By Thembelani Moyo,
ZiMining News Editor
Zimbabwe is losing billions of dollars in potential gold earnings due to a dysfunctional relationship between the country’s sole gold buyer, refiner, and exporter, Fidelity Printers and Refineries (FPR), and artisanal and small-scale miners (ASM), according to the country’s Finance and Economic Development Minister, Mthuli Ncube.
The ASM are turning to the informal market for recourse due to FPR’s failure to address concerns such as uncompetitive gold prices, foreign currency retention threshold, and ease of doing business.
A 2018 report by the United Nations Industrial Development Organization (UNIDO) exposed the bad blood between FPR and ASM, who are responsible for a large portion of Zimbabwe’s gold production. The report found that ASM prefer to sell their gold in the informal market, where they are offered more lucrative prices, as illicit buyers are able to offer higher prices than FPR while still making a profit. The difference in pricing makes it difficult for legal buyers to compete with illicit buyers in the black market.
The Reserve Bank of Zimbabwe’s (RBZ) decision in 2018 to reduce the foreign currency retention threshold also added to the ASM’s woes. Miners can now retain 55% of their earnings in U.S. dollars, down from 80%. This has led to a decline in gold deliveries to FPR, as miners prefer the 80:20% retention rate that had earlier been proposed. Furthermore, ASM find it more lucrative to sell their gold on the black market due to the ease of doing business in the informal market. Despite FPR dispersing its operations from Harare, the capital of Zimbabwe, its operations still do not cover all places, a situation that frustrates the ease of doing business. This is further exacerbated by police harassment, with miners in Zimbabwe’s Mashonaland East province claiming that they are forced to sell their gold to Mozambique due to police demanding bribes and protection fees from them.
According to the UNIDO report, FPR’s foreign currency retention policy has backfired as the small-scale miners prefer payment in U.S. dollars. Illicit buyers on the black market have more ready access to cash and are willing to pay 100% cash, on the spot, for gold.

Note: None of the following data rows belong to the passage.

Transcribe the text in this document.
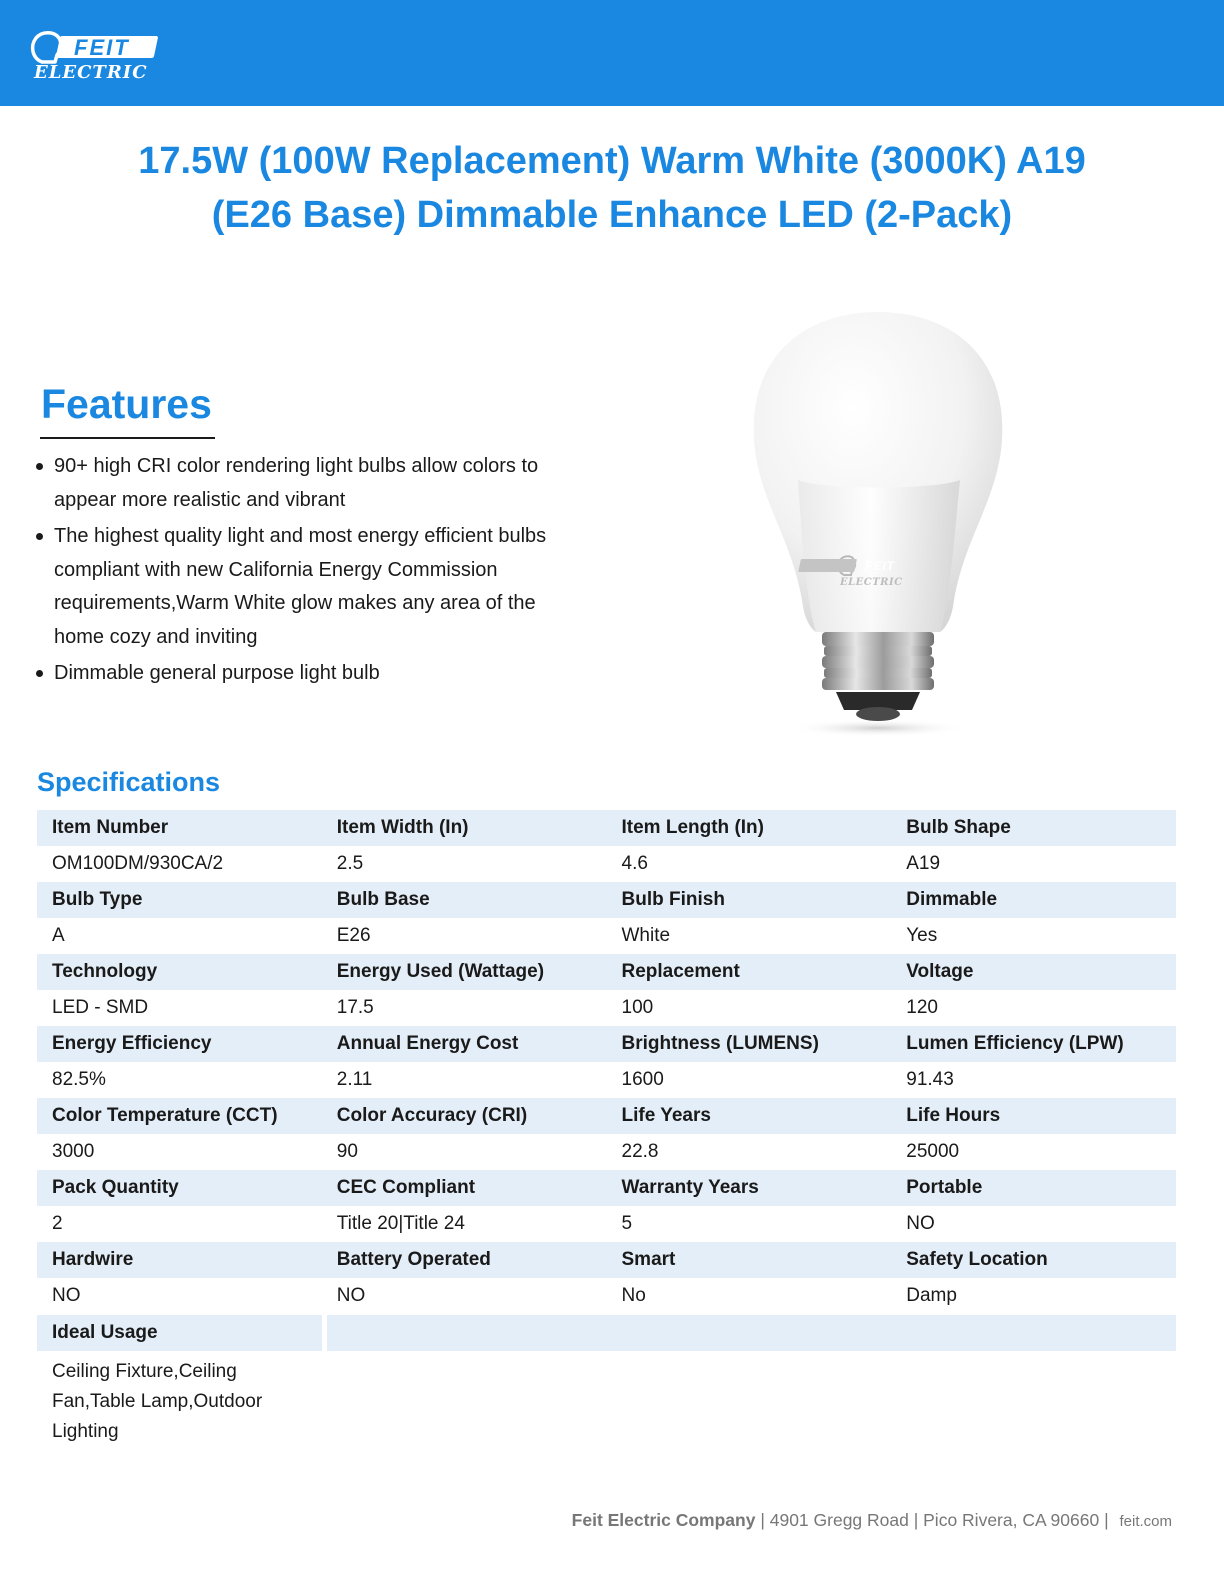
FEIT
ELECTRIC
17.5W (100W Replacement) Warm White (3000K) A19
(E26 Base) Dimmable Enhance LED (2-Pack)
Features
90+ high CRI color rendering light bulbs allow colors to appear more realistic and vibrant
The highest quality light and most energy efficient bulbs compliant with new California Energy Commission requirements,Warm White glow makes any area of the home cozy and inviting
Dimmable general purpose light bulb
FEIT
ELECTRIC
Specifications
Item Number	Item Width (In)	Item Length (In)	Bulb Shape
OM100DM/930CA/2	2.5	4.6	A19
Bulb Type	Bulb Base	Bulb Finish	Dimmable
A	E26	White	Yes
Technology	Energy Used (Wattage)	Replacement	Voltage
LED - SMD	17.5	100	120
Energy Efficiency	Annual Energy Cost	Brightness (LUMENS)	Lumen Efficiency (LPW)
82.5%	2.11	1600	91.43
Color Temperature (CCT)	Color Accuracy (CRI)	Life Years	Life Hours
3000	90	22.8	25000
Pack Quantity	CEC Compliant	Warranty Years	Portable
2	Title 20|Title 24	5	NO
Hardwire	Battery Operated	Smart	Safety Location
NO	NO	No	Damp
Ideal Usage
Ceiling Fixture,Ceiling Fan,Table Lamp,Outdoor Lighting
Feit Electric Company | 4901 Gregg Road | Pico Rivera, CA 90660 | feit.com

As a result, the FPR policy of paying part in foreign currency and part in local currency is pushing both small-scale miners and buyers to buy and sell gold on the black market, and empowering foreign actors who have easy access to U.S. dollars.
The Managing Director of MEJRKH, Emily Hwengwere, explained that the government’s shift in the foreign currency retention threshold policy is one of the reasons gold deliveries to FPR have declined. Miners are not happy with the 55:45% retention rate when selling gold and believe this is the major reason for the decline in gold deliveries.

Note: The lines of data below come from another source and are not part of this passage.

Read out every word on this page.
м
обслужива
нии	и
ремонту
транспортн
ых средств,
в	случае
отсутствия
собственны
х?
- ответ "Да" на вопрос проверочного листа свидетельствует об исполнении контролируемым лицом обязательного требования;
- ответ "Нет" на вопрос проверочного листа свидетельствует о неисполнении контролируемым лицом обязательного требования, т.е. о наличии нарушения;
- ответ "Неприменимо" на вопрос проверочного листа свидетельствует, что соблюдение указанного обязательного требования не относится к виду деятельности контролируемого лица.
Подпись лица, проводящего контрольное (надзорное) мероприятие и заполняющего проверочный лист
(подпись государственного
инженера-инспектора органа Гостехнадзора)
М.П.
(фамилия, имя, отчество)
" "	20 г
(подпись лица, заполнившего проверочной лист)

Furthermore, illicit buyers are willing to travel long distances that FPR officials cannot travel. ASM operations are dispersed and can be a far distance for FPR officers or other official buying agents. Illicit buyers are much more able to quickly pay for gold entirely in cash, thus dwarfing the amount of time it takes to secure the same amount of cash for gold sold through formal channels. The FPR requires individuals selling a minimum of 5 grams of gold with a purity of 75%. Many small-scale miners are unable to meet these minimum standards and are forced to sell gold to buyers on the black market.

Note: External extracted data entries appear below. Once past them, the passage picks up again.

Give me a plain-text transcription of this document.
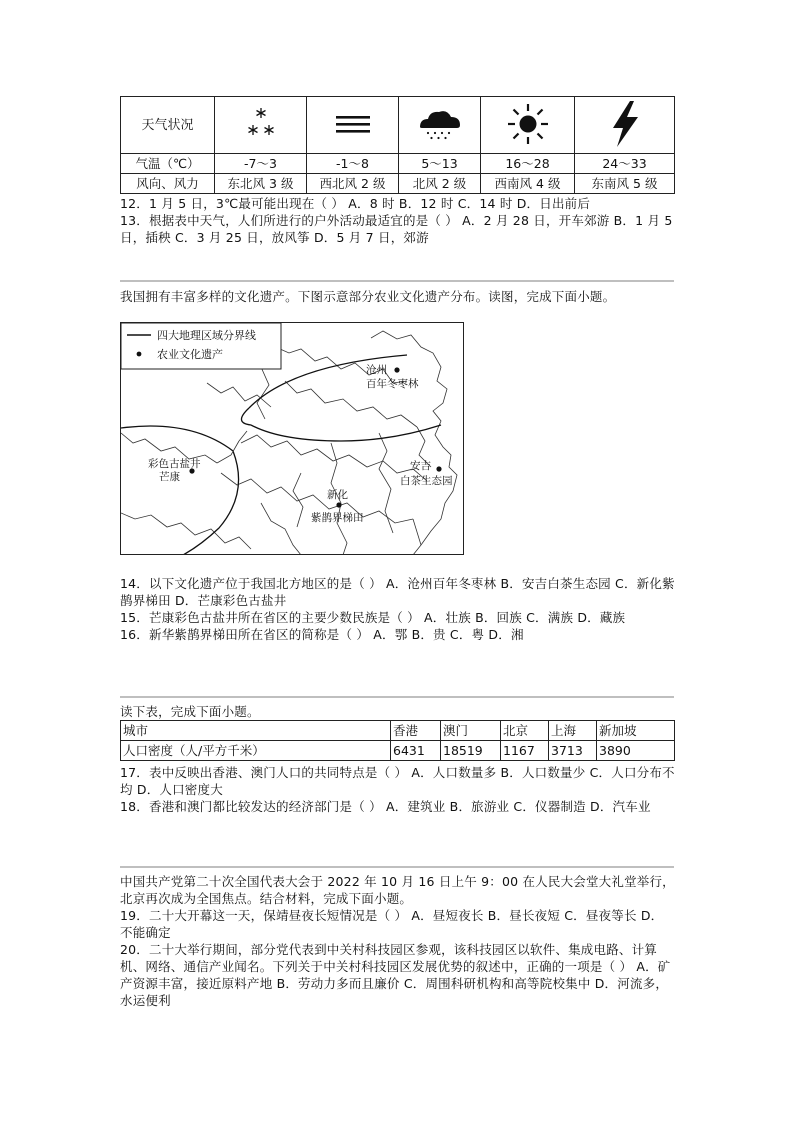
天气状况					
气温（℃）	-7～3	-1～8	5～13	16～28	24～33
风向、风力	东北风 3 级	西北风 2 级	北风 2 级	西南风 4 级	东南风 5 级

12．1 月 5 日，3℃最可能出现在（ ） A．8 时 B．12 时 C．14 时 D．日出前后

13．根据表中天气，人们所进行的户外活动最适宜的是（ ） A．2 月 28 日，开车郊游 B．1 月 5 日，插秧 C．3 月 25 日，放风筝 D．5 月 7 日，郊游

我国拥有丰富多样的文化遗产。下图示意部分农业文化遗产分布。读图，完成下面小题。
四大地理区域分界线
农业文化遗产
沧州
百年冬枣林
彩色古盐井
芒康
安吉
白茶生态园
新化
紫鹊界梯田

14．以下文化遗产位于我国北方地区的是（ ） A．沧州百年冬枣林 B．安吉白茶生态园 C．新化紫鹊界梯田 D．芒康彩色古盐井

15．芒康彩色古盐井所在省区的主要少数民族是（ ） A．壮族 B．回族 C．满族 D．藏族

16．新华紫鹊界梯田所在省区的简称是（ ） A．鄂 B．贵 C．粤 D．湘

读下表，完成下面小题。
城市	香港	澳门	北京	上海	新加坡
人口密度（人/平方千米）	6431	18519	1167	3713	3890

17．表中反映出香港、澳门人口的共同特点是（ ） A．人口数量多 B．人口数量少 C．人口分布不均 D．人口密度大

18．香港和澳门都比较发达的经济部门是（ ） A．建筑业 B．旅游业 C．仪器制造 D．汽车业

中国共产党第二十次全国代表大会于 2022 年 10 月 16 日上午 9：00 在人民大会堂大礼堂举行，北京再次成为全国焦点。结合材料，完成下面小题。

19．二十大开幕这一天，保靖昼夜长短情况是（ ） A．昼短夜长 B．昼长夜短 C．昼夜等长 D．不能确定

20．二十大举行期间，部分党代表到中关村科技园区参观，该科技园区以软件、集成电路、计算机、网络、通信产业闻名。下列关于中关村科技园区发展优势的叙述中，正确的一项是（ ） A．矿产资源丰富，接近原料产地 B．劳动力多而且廉价 C．周围科研机构和高等院校集中 D．河流多，水运便利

As such, Zimbabwe is losing billions of dollars in potential gold earnings due to the dysfunction between Fidelity Printers and Refineries (FPR) and artisanal and small-scale miners (ASM). FPR’s failure to address concerns such as uncompetitive gold prices, foreign currency retention threshold, and ease of doing business, has led to the ASM turning to the informal market for recourse. A 2018 report by the United Nations Industrial Development Organization (UNIDO) exposed the bad blood between FPR and ASM and highlighted the reasons for this dysfunction. The government’s shift in the foreign currency retention threshold policy, police harassment and the ease of doing business in the informal market are some of the reasons that are pushing both small-scale miners and buyers to buy and sell gold on the black market, and empowering foreign actors who have easy access to U.S. dollars.